The progress for the research undertaken on the Research Deliverable is wide ranging, involving disease threats to cattle, sheep and pigs as well as to humans, so to ease comprehension the strands are presented together as follows:

Zoonotic diseases (infectious diseases that can be transmitted between animals and humans and vice versa) includes research into verocytotoxigenic E. coli (VTEC) and cryptosporidium.  We have explored the genetic basis as to why some VTEC isolates are more successful at surviving and persisting in the environment.  Genetically divergent E. coli isolates were identified, so providing evidence of an extensive E.coli gene pool.  Research into the parasite Cryptosporidium parvum suggested that adult cattle might not be a major source of transmission of to their calves as was previously believed.

Antimicrobial resistance (AMR) in livestock is seen as a potential hazard to human health. On a positive note, AMR levels in bacteria from clinical cases of mastitis in sheep were found to be low.  The geographic picture of AMR created from analysis of soil samples collected from across Scotland (Yrs 1 and 2) was overlaid with soil metadata and land management providing a reflection of the impact of agricultural practices on resistance.  Research into methods that quantify the variation of AMR at different levels, for example animal compared to farm, were shown to help identify likely causes of AMR.  In addition, a comparison of different methods used to test for AMR were extended to samples from different species and confirmed that there are differences in prevalence between host species.

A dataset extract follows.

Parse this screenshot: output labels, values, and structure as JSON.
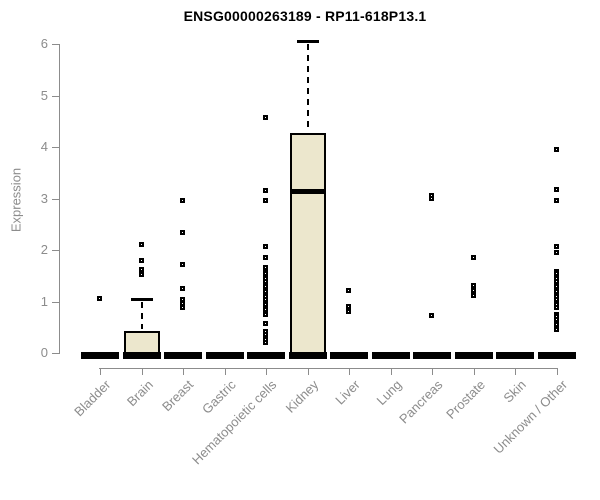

Exploring ways to control diseases currently found/present in Scottish livestock, endemic diseases, focussed on viral and parasitic diseases of both cattle and sheep.  The researchers help support the government’s strategy to eradicate bovine viral diarrhoea virus (BVD) from our cattle herd.  Spatial cluster models developed to inform detection of the source of BVD virus in positive herds towards the end of the eradication scheme have been accepted for publication.  The Scottish BVD eradication scheme has been used as an exemplar to help develop a Europe-wide framework to assist in providing confidence for disease-free cattle trading between certain countries and funding is matched to work in this RD.  Linked to this work a more general survey targeting vets and farmers to identify barriers to disease control was conducted.

Research into endemic parasitic diseases of sheep included analyses of data from the sheep scab transmission study trials previously reported with a model on the transmission dynamics constructed to allow novel interventions to be tested.  Samples from lambs infected with gastrointestinal nematode worms were separated for a “high” or “low” wormer need (to deal with a specific worm challenges) and the results were analysed and compared. Liver fluke are an increasing problem so the application of methods developed in this RD, associated with the stages to target in the liver fluke life cycle have been presented and discussed with Stakeholders.  Environmental DNA assays were evaluated and shown to hold great promise for environmental applications.

Data derived at population level has also been analysed including farm mortality data associated with disease outbreaks– specifically African Swine Fever (ASF) in pigs – and has been shown to give reliable estimates for potential outbreak characteristics.  Sheep movement data has identified key options for future surveillance strategies.